Bisnis.com, JAKARTA - Neraca perdagangan April 2019 yang mengalami defisit hingga US$2,5 miliar dipicu oleh neraca nonmigas.
Data Badan Pusat Statistik (BPS) menunjukkan, ekspor nonmigas April 2019 mencapai US$11,86 miliar, turun 8,68 persen dibandingkan Maret 2019. Demikian juga dibanding ekspor nonmigas April 2018, yang turun 10,98 persen.
Kepala Badan Pusat Statistik (BPS) Suhariyanto menuturkan perlambatan perekonomian global, harga komoditas yang fluktuatif, perang dagang, dan faktor geopolitik sangat berpengaruh terhadap pergerakan ekspor.

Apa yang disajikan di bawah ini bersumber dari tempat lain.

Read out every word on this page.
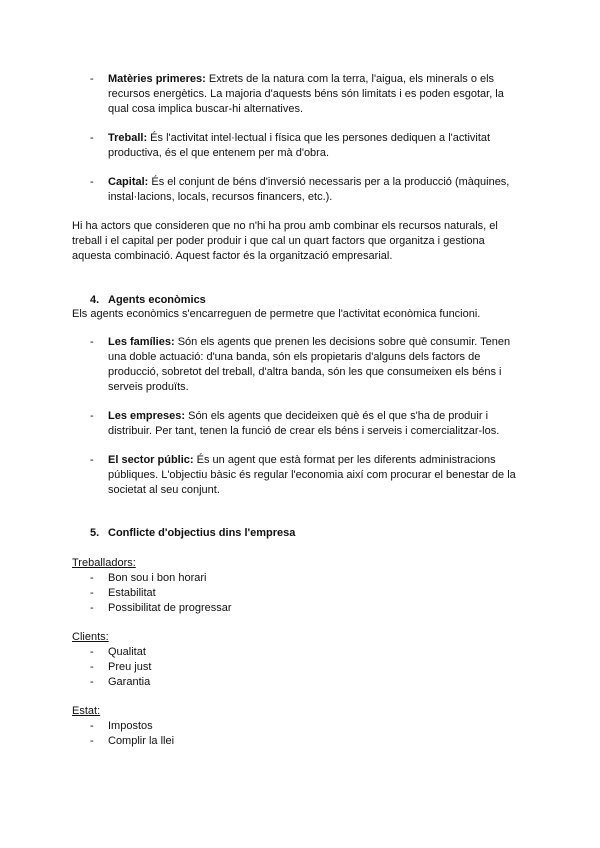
- Matèries primeres: Extrets de la natura com la terra, l'aigua, els minerals o els
recursos energètics. La majoria d'aquests béns són limitats i es poden esgotar, la
qual cosa implica buscar-hi alternatives.
- Treball: És l'activitat intel·lectual i física que les persones dediquen a l'activitat
productiva, és el que entenem per mà d'obra.
- Capital: És el conjunt de béns d'inversió necessaris per a la producció (màquines,
instal·lacions, locals, recursos financers, etc.).
Hi ha actors que consideren que no n'hi ha prou amb combinar els recursos naturals, el
treball i el capital per poder produir i que cal un quart factors que organitza i gestiona
aquesta combinació. Aquest factor és la organització empresarial.
4. Agents econòmics
Els agents econòmics s'encarreguen de permetre que l'activitat econòmica funcioni.
- Les famílies: Són els agents que prenen les decisions sobre què consumir. Tenen
una doble actuació: d'una banda, són els propietaris d'alguns dels factors de
producció, sobretot del treball, d'altra banda, són les que consumeixen els béns i
serveis produïts.
- Les empreses: Són els agents que decideixen què és el que s'ha de produir i
distribuir. Per tant, tenen la funció de crear els béns i serveis i comercialitzar-los.
- El sector públic: És un agent que està format per les diferents administracions
públiques. L'objectiu bàsic és regular l'economia així com procurar el benestar de la
societat al seu conjunt.
5. Conflicte d'objectius dins l'empresa
Treballadors:
- Bon sou i bon horari
- Estabilitat
- Possibilitat de progressar
Clients:
- Qualitat
- Preu just
- Garantia
Estat:
- Impostos
- Complir la llei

Salah satu yang dominan mempengaruhi adalah perlambatan perekonomian yang dialami oleh sejumlah negara mitra dagang Indonesia seperti China dan Korea Selatan.
"Ketika negara tujuan ekspor kita melambat, suka tidak suka ekspor kita terpengaruh," ungkap Suhariyanto, Rabu (15/05/2019).
Kondisi ini semakin diperparah oleh fluktuasi harga komoditas andalan Indonesia seperti minyak sawit dan batu bara, serta perang dagang.
Menurut Suhariyanto, pemerintah sudah memiliki komitmen kuat untuk memperkuat ekspor dengan memberikan insentif agar produk ekspor dalam negeri bisa kompetitif dan bisa melakukan diversifikasi produk serta pasar.
"Tapi ini semua butuh waktu. Andai itu bisa dilakukan ketika negara tujuan ekspor sedang mengalami perlambatan itu juga butuh waktu," ujar Suhariyanto.
Di tengah kondisi ini, Suhariyanto melihat pengendalian impor barang-barang yang bisa disubstitusi bisa menjadi kunci utama.